Posté en tant qu’invité par l’Urbain:
Casquette, lunettes de soleil dernier cri, couleur de peau à ne jamais trouver de travail, chien d’attaque. Raphy dénote un peu sur le paysage. A sa vue, le randonneur moyen s’accroche à son appareil photo numérique et regarde intensément ses pieds. Raphy, quand il sort en montagne, non seulement il se demande ce qu’il fout là, mais en plus tout le monde se demande ce qu’il fout là.
C’est déjà toute une affaire de l’embarquer, avec son chien, hors de la ville. Il faut prendre rendez-vous. Enfin, je ne m’en suis pas trop mal sortis, puisque c’est bien la quatrième fois que je le sors, cette année. Et, cette fois-ci, pour faire un peu d’escalade. Les dalles du Charmant Som. Raphy et son chien sont tellement indissociables, que si Raphy s’en sort, le chien devrait y arriver. A moins que ça ne soit le contraire.
Arrivés en bas, pas de bol, il y a du monde. Un père de famille et ses deux enfants. Ils ont tout le matériel : sangles à profusion, dégaines, casque, même des coinceurs… Avec nos jeans-Tshirt-baskets, nous ne faisons pas très sérieux. Je compte sur le chien pour les dissuader de nous engueuler.

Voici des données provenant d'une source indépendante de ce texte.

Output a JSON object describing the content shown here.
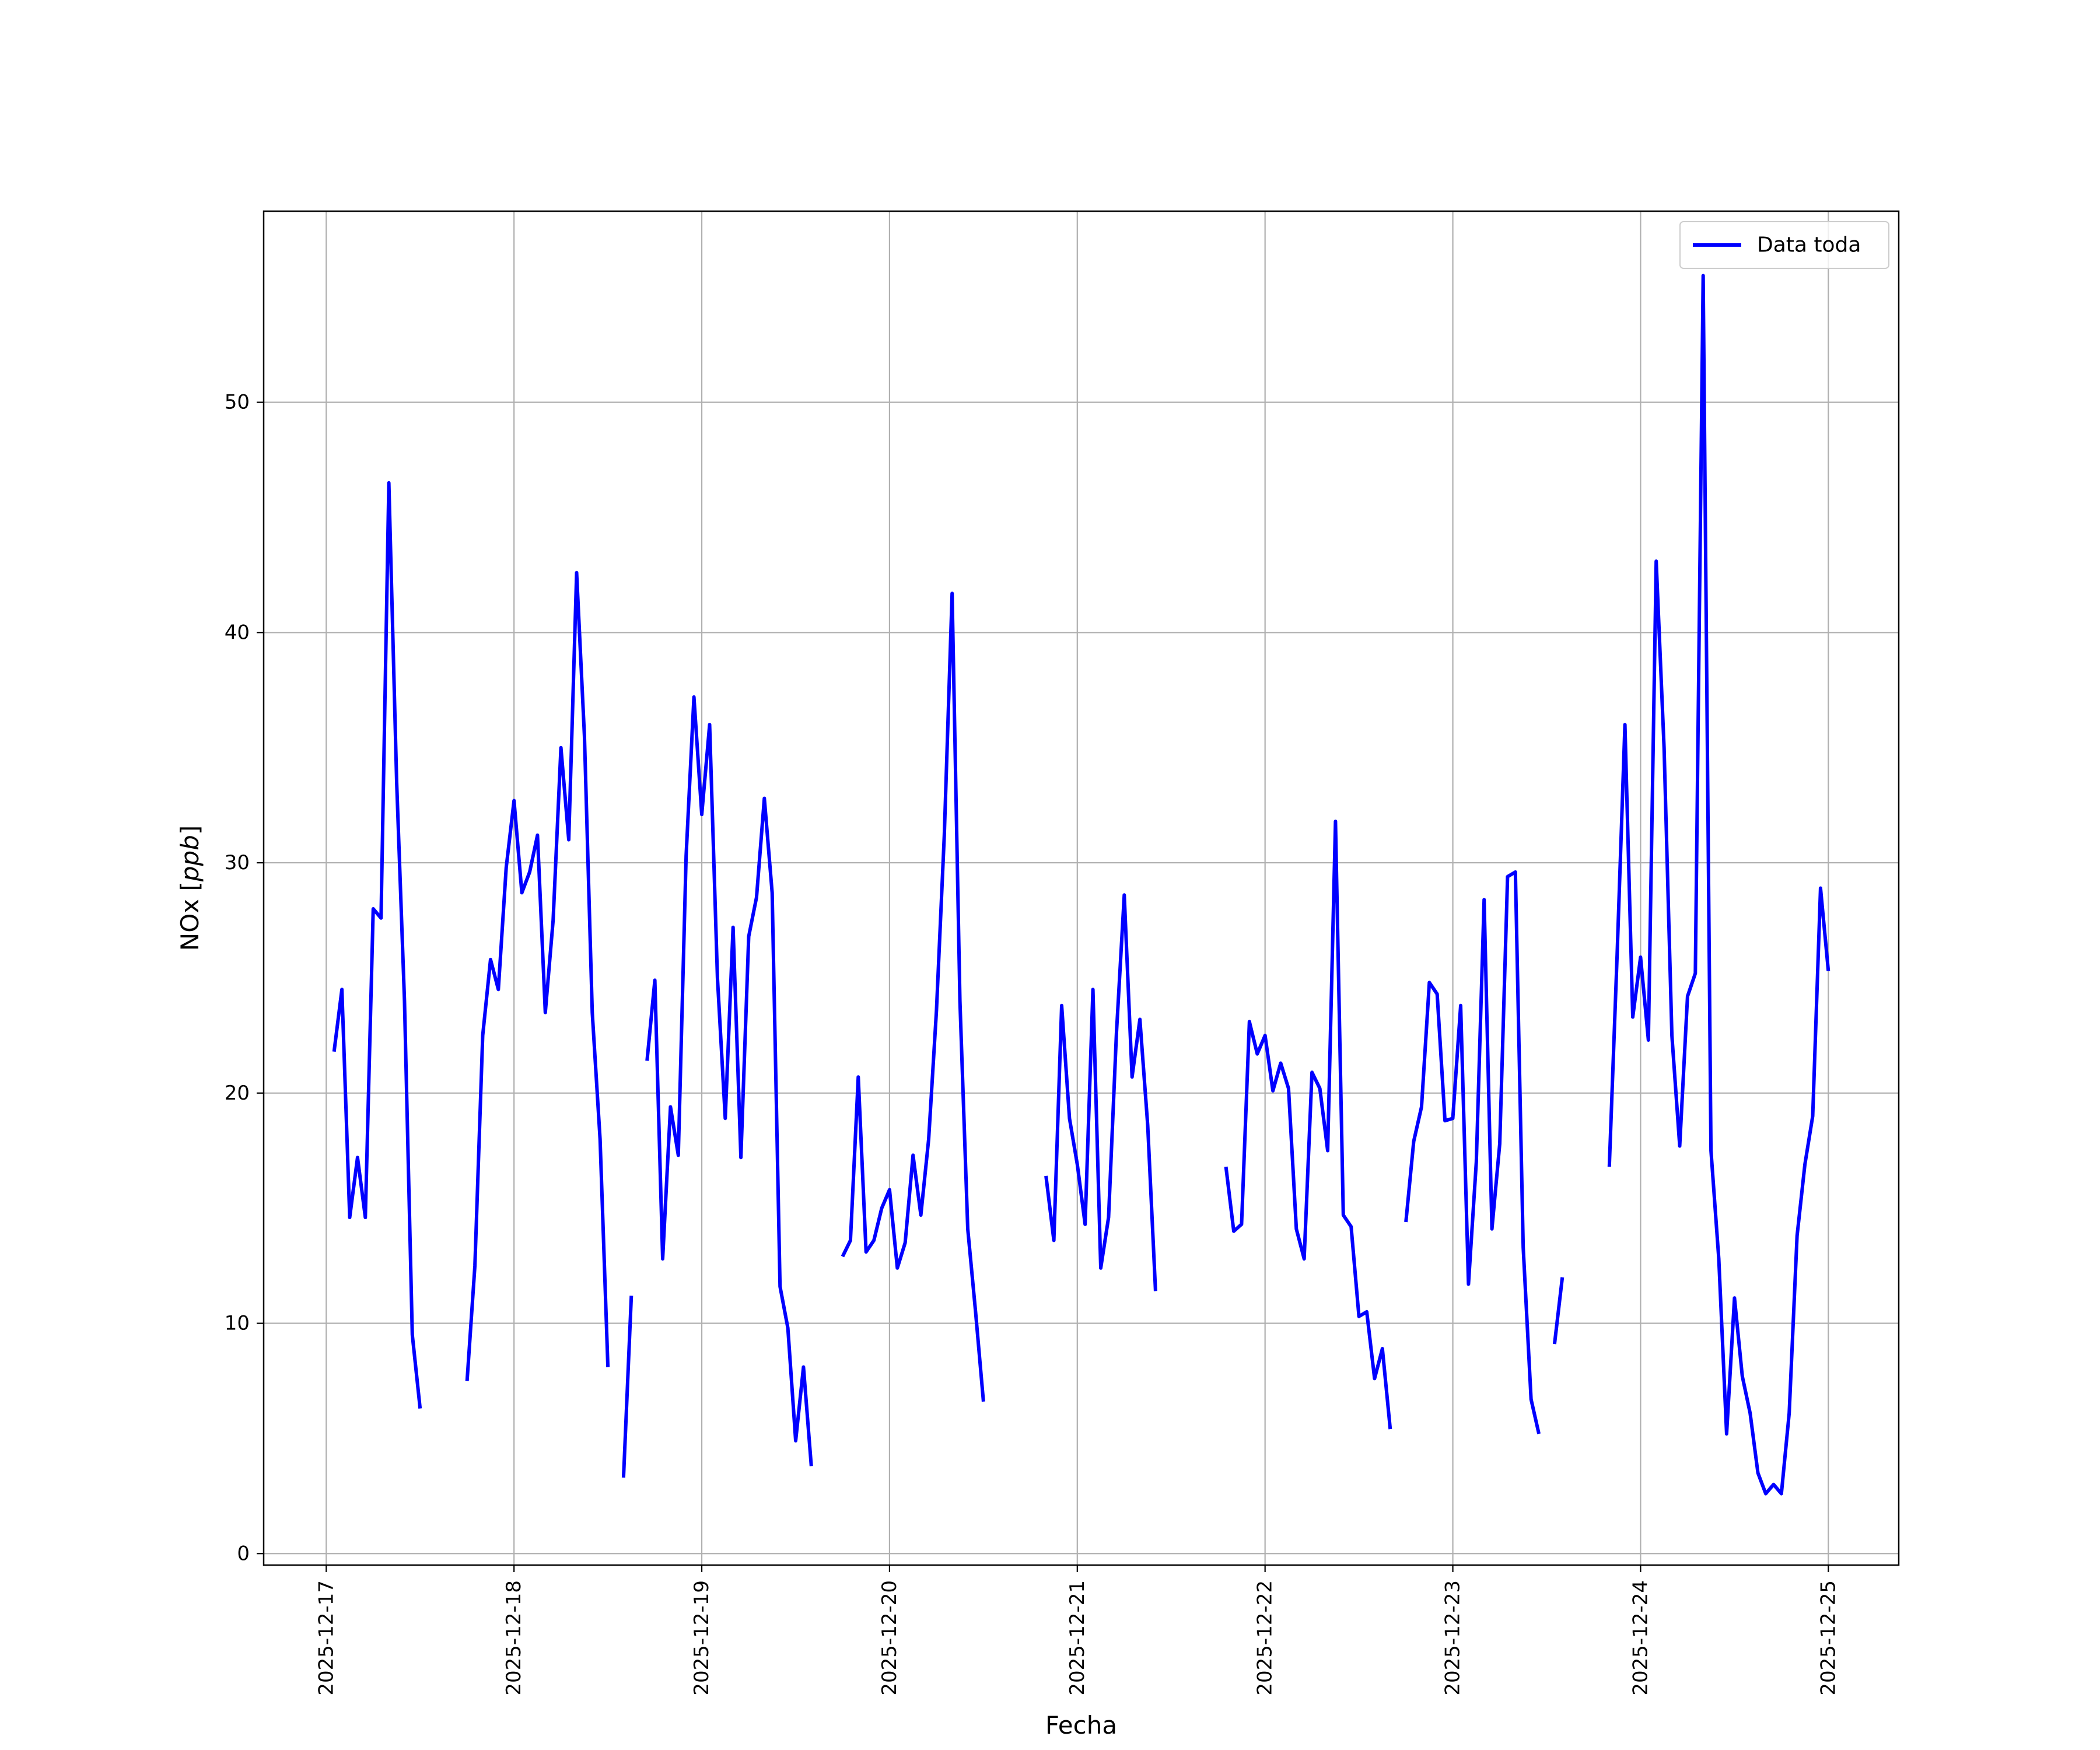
{
  "chart_data": {
    "type": "line",
    "title": "",
    "xlabel": "Fecha",
    "ylabel": "NOx [ppb]",
    "ylabel_base": "NOx ",
    "ylabel_unit": "ppb",
    "x_type": "date",
    "xlim": [
      "2025-12-16T16:00",
      "2025-12-25T09:00"
    ],
    "ylim": [
      -0.5,
      58.3
    ],
    "x_ticks": [
      "2025-12-17",
      "2025-12-18",
      "2025-12-19",
      "2025-12-20",
      "2025-12-21",
      "2025-12-22",
      "2025-12-23",
      "2025-12-24",
      "2025-12-25"
    ],
    "y_ticks": [
      0,
      10,
      20,
      30,
      40,
      50
    ],
    "y_tick_labels": [
      "0",
      "10",
      "20",
      "30",
      "40",
      "50"
    ],
    "grid": true,
    "legend_position": "top-right",
    "colors": {
      "series": "#0000ff",
      "grid": "#b0b0b0",
      "axes": "#000000"
    },
    "series": [
      {
        "name": "Data toda",
        "segments": [
          [
            [
              "2025-12-17T01:00",
              21.8
            ],
            [
              "2025-12-17T02:00",
              24.5
            ],
            [
              "2025-12-17T03:00",
              14.6
            ],
            [
              "2025-12-17T04:00",
              17.2
            ],
            [
              "2025-12-17T05:00",
              14.6
            ],
            [
              "2025-12-17T06:00",
              28.0
            ],
            [
              "2025-12-17T07:00",
              27.6
            ],
            [
              "2025-12-17T08:00",
              46.5
            ],
            [
              "2025-12-17T09:00",
              33.5
            ],
            [
              "2025-12-17T10:00",
              24.0
            ],
            [
              "2025-12-17T11:00",
              9.5
            ],
            [
              "2025-12-17T12:00",
              6.3
            ]
          ],
          [
            [
              "2025-12-17T18:00",
              7.5
            ],
            [
              "2025-12-17T19:00",
              12.5
            ],
            [
              "2025-12-17T20:00",
              22.5
            ],
            [
              "2025-12-17T21:00",
              25.8
            ],
            [
              "2025-12-17T22:00",
              24.5
            ],
            [
              "2025-12-17T23:00",
              29.8
            ],
            [
              "2025-12-18T00:00",
              32.7
            ],
            [
              "2025-12-18T01:00",
              28.7
            ],
            [
              "2025-12-18T02:00",
              29.6
            ],
            [
              "2025-12-18T03:00",
              31.2
            ],
            [
              "2025-12-18T04:00",
              23.5
            ],
            [
              "2025-12-18T05:00",
              27.5
            ],
            [
              "2025-12-18T06:00",
              35.0
            ],
            [
              "2025-12-18T07:00",
              31.0
            ],
            [
              "2025-12-18T08:00",
              42.6
            ],
            [
              "2025-12-18T09:00",
              35.5
            ],
            [
              "2025-12-18T10:00",
              23.5
            ],
            [
              "2025-12-18T11:00",
              18.0
            ],
            [
              "2025-12-18T12:00",
              8.1
            ]
          ],
          [
            [
              "2025-12-18T14:00",
              3.3
            ],
            [
              "2025-12-18T15:00",
              11.2
            ]
          ],
          [
            [
              "2025-12-18T17:00",
              21.4
            ],
            [
              "2025-12-18T18:00",
              24.9
            ],
            [
              "2025-12-18T19:00",
              12.8
            ],
            [
              "2025-12-18T20:00",
              19.4
            ],
            [
              "2025-12-18T21:00",
              17.3
            ],
            [
              "2025-12-18T22:00",
              30.3
            ],
            [
              "2025-12-18T23:00",
              37.2
            ],
            [
              "2025-12-19T00:00",
              32.1
            ],
            [
              "2025-12-19T01:00",
              36.0
            ],
            [
              "2025-12-19T02:00",
              25.0
            ],
            [
              "2025-12-19T03:00",
              18.9
            ],
            [
              "2025-12-19T04:00",
              27.2
            ],
            [
              "2025-12-19T05:00",
              17.2
            ],
            [
              "2025-12-19T06:00",
              26.8
            ],
            [
              "2025-12-19T07:00",
              28.5
            ],
            [
              "2025-12-19T08:00",
              32.8
            ],
            [
              "2025-12-19T09:00",
              28.7
            ],
            [
              "2025-12-19T10:00",
              11.6
            ],
            [
              "2025-12-19T11:00",
              9.8
            ],
            [
              "2025-12-19T12:00",
              4.9
            ],
            [
              "2025-12-19T13:00",
              8.1
            ],
            [
              "2025-12-19T14:00",
              3.8
            ]
          ],
          [
            [
              "2025-12-19T18:00",
              12.9
            ],
            [
              "2025-12-19T19:00",
              13.6
            ],
            [
              "2025-12-19T20:00",
              20.7
            ],
            [
              "2025-12-19T21:00",
              13.1
            ],
            [
              "2025-12-19T22:00",
              13.6
            ],
            [
              "2025-12-19T23:00",
              15.0
            ],
            [
              "2025-12-20T00:00",
              15.8
            ],
            [
              "2025-12-20T01:00",
              12.4
            ],
            [
              "2025-12-20T02:00",
              13.5
            ],
            [
              "2025-12-20T03:00",
              17.3
            ],
            [
              "2025-12-20T04:00",
              14.7
            ],
            [
              "2025-12-20T05:00",
              18.0
            ],
            [
              "2025-12-20T06:00",
              23.6
            ],
            [
              "2025-12-20T07:00",
              31.2
            ],
            [
              "2025-12-20T08:00",
              41.7
            ],
            [
              "2025-12-20T09:00",
              24.0
            ],
            [
              "2025-12-20T10:00",
              14.1
            ],
            [
              "2025-12-20T11:00",
              10.5
            ],
            [
              "2025-12-20T12:00",
              6.6
            ]
          ],
          [
            [
              "2025-12-20T20:00",
              16.4
            ],
            [
              "2025-12-20T21:00",
              13.6
            ],
            [
              "2025-12-20T22:00",
              23.8
            ],
            [
              "2025-12-20T23:00",
              18.9
            ],
            [
              "2025-12-21T00:00",
              16.9
            ],
            [
              "2025-12-21T01:00",
              14.3
            ],
            [
              "2025-12-21T02:00",
              24.5
            ],
            [
              "2025-12-21T03:00",
              12.4
            ],
            [
              "2025-12-21T04:00",
              14.6
            ],
            [
              "2025-12-21T05:00",
              22.6
            ],
            [
              "2025-12-21T06:00",
              28.6
            ],
            [
              "2025-12-21T07:00",
              20.7
            ],
            [
              "2025-12-21T08:00",
              23.2
            ],
            [
              "2025-12-21T09:00",
              18.6
            ],
            [
              "2025-12-21T10:00",
              11.4
            ]
          ],
          [
            [
              "2025-12-21T19:00",
              16.8
            ],
            [
              "2025-12-21T20:00",
              14.0
            ],
            [
              "2025-12-21T21:00",
              14.3
            ],
            [
              "2025-12-21T22:00",
              23.1
            ],
            [
              "2025-12-21T23:00",
              21.7
            ],
            [
              "2025-12-22T00:00",
              22.5
            ],
            [
              "2025-12-22T01:00",
              20.1
            ],
            [
              "2025-12-22T02:00",
              21.3
            ],
            [
              "2025-12-22T03:00",
              20.2
            ],
            [
              "2025-12-22T04:00",
              14.1
            ],
            [
              "2025-12-22T05:00",
              12.8
            ],
            [
              "2025-12-22T06:00",
              20.9
            ],
            [
              "2025-12-22T07:00",
              20.2
            ],
            [
              "2025-12-22T08:00",
              17.5
            ],
            [
              "2025-12-22T09:00",
              31.8
            ],
            [
              "2025-12-22T10:00",
              14.7
            ],
            [
              "2025-12-22T11:00",
              14.2
            ],
            [
              "2025-12-22T12:00",
              10.3
            ],
            [
              "2025-12-22T13:00",
              10.5
            ],
            [
              "2025-12-22T14:00",
              7.6
            ],
            [
              "2025-12-22T15:00",
              8.9
            ],
            [
              "2025-12-22T16:00",
              5.4
            ]
          ],
          [
            [
              "2025-12-22T18:00",
              14.4
            ],
            [
              "2025-12-22T19:00",
              17.9
            ],
            [
              "2025-12-22T20:00",
              19.4
            ],
            [
              "2025-12-22T21:00",
              24.8
            ],
            [
              "2025-12-22T22:00",
              24.3
            ],
            [
              "2025-12-22T23:00",
              18.8
            ],
            [
              "2025-12-23T00:00",
              18.9
            ],
            [
              "2025-12-23T01:00",
              23.8
            ],
            [
              "2025-12-23T02:00",
              11.7
            ],
            [
              "2025-12-23T03:00",
              17.0
            ],
            [
              "2025-12-23T04:00",
              28.4
            ],
            [
              "2025-12-23T05:00",
              14.1
            ],
            [
              "2025-12-23T06:00",
              17.8
            ],
            [
              "2025-12-23T07:00",
              29.4
            ],
            [
              "2025-12-23T08:00",
              29.6
            ],
            [
              "2025-12-23T09:00",
              13.3
            ],
            [
              "2025-12-23T10:00",
              6.7
            ],
            [
              "2025-12-23T11:00",
              5.2
            ]
          ],
          [
            [
              "2025-12-23T13:00",
              9.1
            ],
            [
              "2025-12-23T14:00",
              12.0
            ]
          ],
          [
            [
              "2025-12-23T20:00",
              16.8
            ],
            [
              "2025-12-23T21:00",
              26.0
            ],
            [
              "2025-12-23T22:00",
              36.0
            ],
            [
              "2025-12-23T23:00",
              23.3
            ],
            [
              "2025-12-24T00:00",
              25.9
            ],
            [
              "2025-12-24T01:00",
              22.3
            ],
            [
              "2025-12-24T02:00",
              43.1
            ],
            [
              "2025-12-24T03:00",
              35.0
            ],
            [
              "2025-12-24T04:00",
              22.5
            ],
            [
              "2025-12-24T05:00",
              17.7
            ],
            [
              "2025-12-24T06:00",
              24.2
            ],
            [
              "2025-12-24T07:00",
              25.2
            ],
            [
              "2025-12-24T08:00",
              55.5
            ],
            [
              "2025-12-24T09:00",
              17.5
            ],
            [
              "2025-12-24T10:00",
              12.8
            ],
            [
              "2025-12-24T11:00",
              5.2
            ],
            [
              "2025-12-24T12:00",
              11.1
            ],
            [
              "2025-12-24T13:00",
              7.7
            ],
            [
              "2025-12-24T14:00",
              6.1
            ],
            [
              "2025-12-24T15:00",
              3.5
            ],
            [
              "2025-12-24T16:00",
              2.6
            ],
            [
              "2025-12-24T17:00",
              3.0
            ],
            [
              "2025-12-24T18:00",
              2.6
            ],
            [
              "2025-12-24T19:00",
              6.1
            ],
            [
              "2025-12-24T20:00",
              13.8
            ],
            [
              "2025-12-24T21:00",
              16.9
            ],
            [
              "2025-12-24T22:00",
              19.0
            ],
            [
              "2025-12-24T23:00",
              28.9
            ],
            [
              "2025-12-25T00:00",
              25.3
            ]
          ]
        ]
      }
    ]
  }
}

Le chien, il s’en fout que ce soit côté PD. Il gambade dans les dalles du bas, on a peine à le rattraper.
Quand nous dépassons la cordé, bien ficelée à un relais, je sens bien que nous sommes en train de ruiner toute une pédagogie. Le pauvre père à dû expliquer en long, en large et en travers à ses enfants qu’il fallait s’encorder, poser des protections, grimper prudemment, et voilà deux abrutis qui montent de concert, sans corde, avec un chien par dessus le marché.
Au dessus, juste sous la sortie, les dalles se redressent et sont moins fracturées. Le chien découvre brutalement qu’il ne tient plus. Il découvre tout aussi brutalement que, quand il ne tient plus, il se casse la gueule. Le pauvre fait peine à voir : il s’élance, rippe, et je dois le plaquer au sol à plusieurs reprises pour l’empêcher de dégringoler jusqu’en bas. Ses petites pattes commencent à saigner.
Je m’inquiête pour Raphy, qui arrive en soufflant.
Un peu de stratégie. Raphy passe devant, puis vient le chien, et je ferme la marche. Raphy tire, je pousse, le chien est bien encadré. Il se débat, le III+, c’est pas son truc. En bas, le père est rassuré. Il prie de toutes ses forces pour qu’on se casse la gueule, ça serait très instructif pour les enfants.
Mais il y a un dieu pour les abrutis et leur chien, et finalement Raphy se rétablit au dessus du dernier mur raide. Un dernier coup de pied aux fesses, et le chien sort à son tour. Ne nous reste plus qu’à rejoindre le sommet. Dix minutes plus tard, c’est chose faite, et le chien de Raphy rentre dans l’Histoire de l’alpinisme canin.